Forschende der Medizinischen Fakultät der Universität Duisburg-Essen und des Universitätsklinikums Essen haben eine vielversprechende Schwachstelle in Tumoren mit Mutationen im Tumorsuppressorgen BAP1 identifiziert, die mit aggressiven Krebsarten wie Aderhautmelanom und Nierenkrebs assoziiert sind. Dr. Samuel Peña-Llopis und Dr. Silvia Vega-Rubin-de-Celis veröffentlichten ihre Ergebnisse in der Fachzeitschrift „Autophagy“ und zeigten einen neuen Behandlungsansatz mit bereits bekannten Wirkstoffen auf.
Die Wissenschaftler stellten fest, dass BAP1-Mutationen das Protoonkogen SRC aktivieren und die Autophagie, den zellulären Selbstreinigungsprozess, stören. In Laborversuchen und Tumororganoiden, die aus Patientenmaterial erstellt wurden, gelang es ihnen, diesen Effekt gezielt zu beeinflussen. Durch die Kombination von SRC-Inhibitoren wie Dasatinib und Saracatinib mit Autophagie-fördernden Wirkstoffen wie Tat-BECN1 und SW076956 konnten sie synergistische Effekte erzielen, die das Tumorwachstum bei BAP1-defizienten Tumoren effektiv hemmten.
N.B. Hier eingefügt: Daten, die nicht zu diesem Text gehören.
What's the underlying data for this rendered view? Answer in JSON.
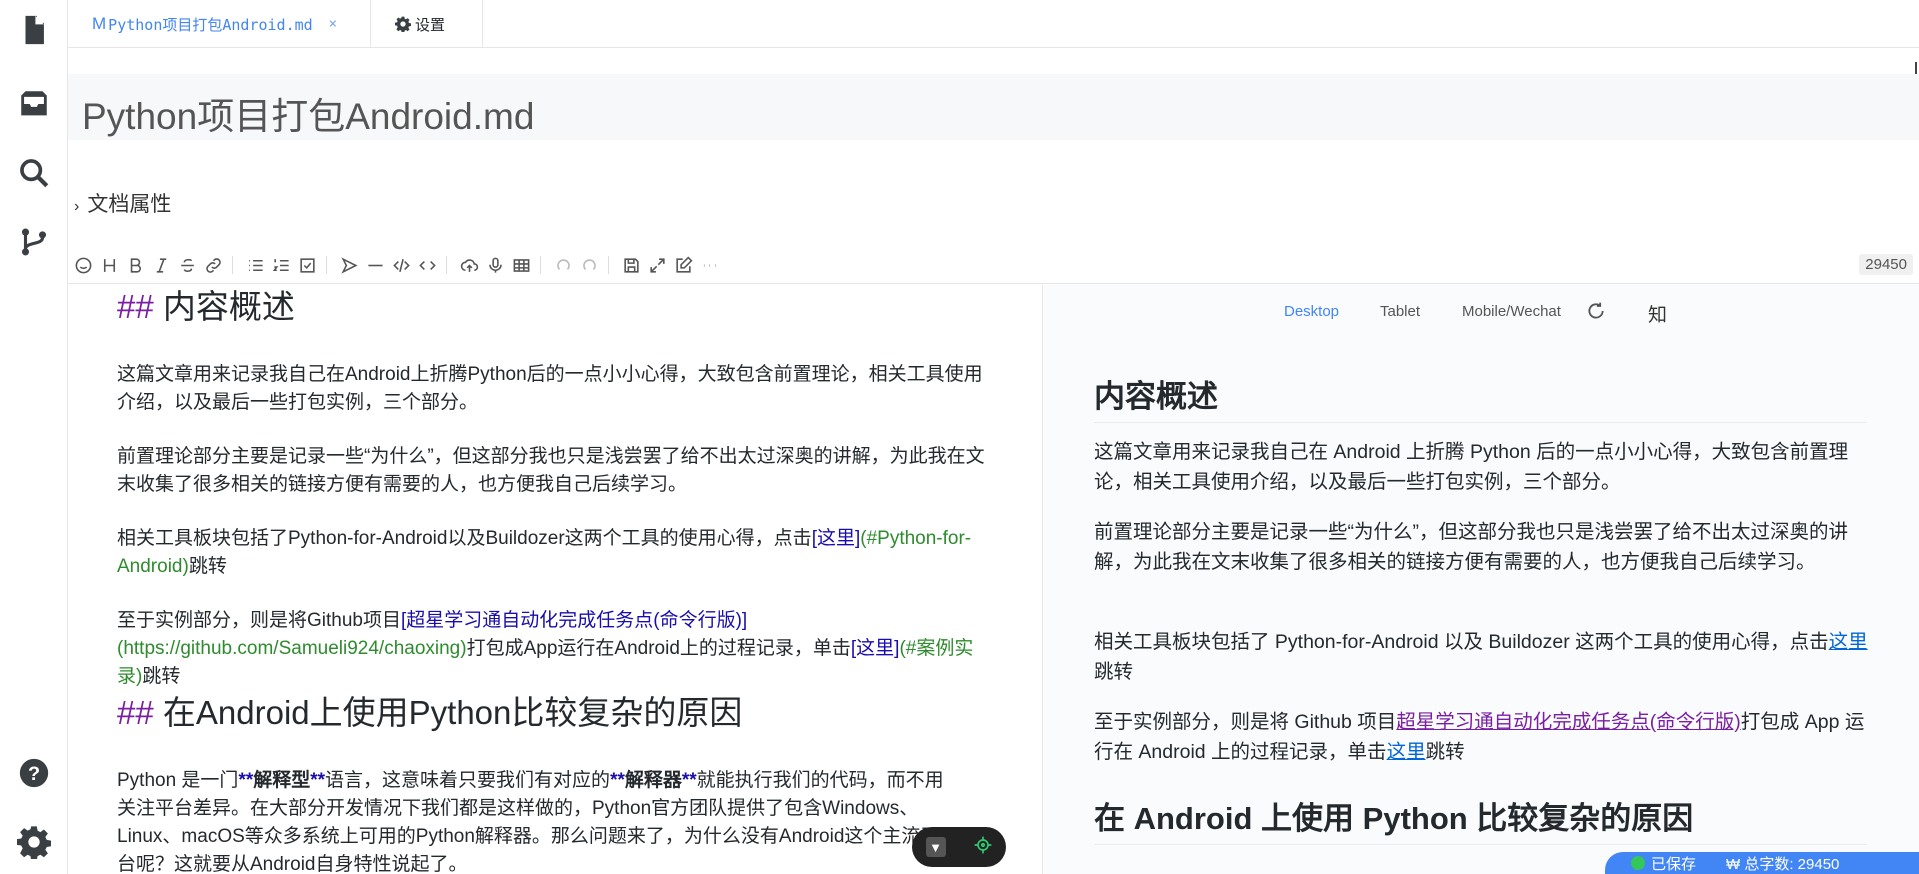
{
  "tabs": [
    {
      "mark": "M",
      "label": "Python项目打包Android.md",
      "close": "×"
    },
    {
      "label": "设置"
    }
  ],
  "sidebar": [
    "file-icon",
    "inbox-icon",
    "search-icon",
    "git-branch-icon",
    "help-icon",
    "settings-icon"
  ],
  "title": "Python项目打包Android.md",
  "doc_props": {
    "chevron": "›",
    "label": "文档属性"
  },
  "toolbar": {
    "word_count": "29450"
  },
  "editor": {
    "h1_hash": "##",
    "h1_text": "内容概述",
    "p1": "这篇文章用来记录我自己在Android上折腾Python后的一点小小心得，大致包含前置理论，相关工具使用介绍，以及最后一些打包实例，三个部分。",
    "p2": "前置理论部分主要是记录一些“为什么”，但这部分我也只是浅尝罢了给不出太过深奥的讲解，为此我在文末收集了很多相关的链接方便有需要的人，也方便我自己后续学习。",
    "p3_pre": "相关工具板块包括了Python-for-Android以及Buildozer这两个工具的使用心得，点击",
    "p3_link": "[这里]",
    "p3_url": "(#Python-for-Android)",
    "p3_post": "跳转",
    "p4_pre": "至于实例部分，则是将Github项目",
    "p4_link": "[超星学习通自动化完成任务点(命令行版)]",
    "p4_url": "(https://github.com/Samueli924/chaoxing)",
    "p4_mid": "打包成App运行在Android上的过程记录，单击",
    "p4_link2": "[这里]",
    "p4_url2": "(#案例实录)",
    "p4_post": "跳转",
    "h2_hash": "##",
    "h2_text": "在Android上使用Python比较复杂的原因",
    "p5_a": "Python 是一门",
    "p5_b1": "**",
    "p5_b": "解释型",
    "p5_c": "语言，这意味着只要我们有对应的",
    "p5_d": "解释器",
    "p5_e": "就能执行我们的代码，而不用关注平台差异。在大部分开发情况下我们都是这样做的，Python官方团队提供了包含Windows、Linux、macOS等众多系统上可用的Python解释器。那么问题来了，为什么没有Android这个主流平台呢？这就要从Android自身特性说起了。"
  },
  "preview": {
    "tabs": [
      "Desktop",
      "Tablet",
      "Mobile/Wechat",
      "知"
    ],
    "h1": "内容概述",
    "p1": "这篇文章用来记录我自己在 Android 上折腾 Python 后的一点小小心得，大致包含前置理论，相关工具使用介绍，以及最后一些打包实例，三个部分。",
    "p2": "前置理论部分主要是记录一些“为什么”，但这部分我也只是浅尝罢了给不出太过深奥的讲解，为此我在文末收集了很多相关的链接方便有需要的人，也方便我自己后续学习。",
    "p3_pre": "相关工具板块包括了 Python-for-Android 以及 Buildozer 这两个工具的使用心得，点击",
    "p3_link": "这里",
    "p3_post": "跳转",
    "p4_pre": "至于实例部分，则是将 Github 项目",
    "p4_link": "超星学习通自动化完成任务点(命令行版)",
    "p4_mid": "打包成 App 运行在 Android 上的过程记录，单击",
    "p4_link2": "这里",
    "p4_post": "跳转",
    "h2": "在 Android 上使用 Python 比较复杂的原因"
  },
  "status": {
    "saved": "已保存",
    "words": "₩ 总字数: 29450"
  },
  "colors": {
    "accent": "#4285f4",
    "heading_mark": "#7b1fa2",
    "link": "#1a0dab",
    "url": "#2e8b2e"
  }
}
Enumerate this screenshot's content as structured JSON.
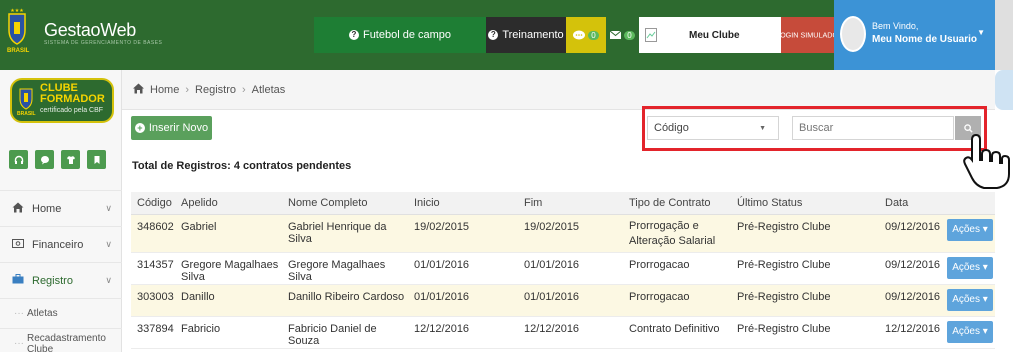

Dieser personalisierte Therapieansatz kombiniert Kinase-Inhibitoren mit Autophagie-Induktoren und eröffnet neue Perspektiven für die Behandlung von BAP1-mutierten Tumoren. Die Ergebnisse wurden durch umfangreiche Förderung unterstützt, darunter das Deutsche Konsortium für Translationale Krebsforschung (DKTK), das EU-Programm „Horizont 2020“, die Deutsche Forschungsgemeinschaft (DFG), die Deutsche Krebshilfe sowie universitäre Förderprogramme. Die Kombinationstherapie wurde bereits patentiert, und die Forschenden planen, die Ergebnisse in klinische Studien zu überführen, um die Behandlungsmöglichkeiten für Betroffene weiter zu verbessern.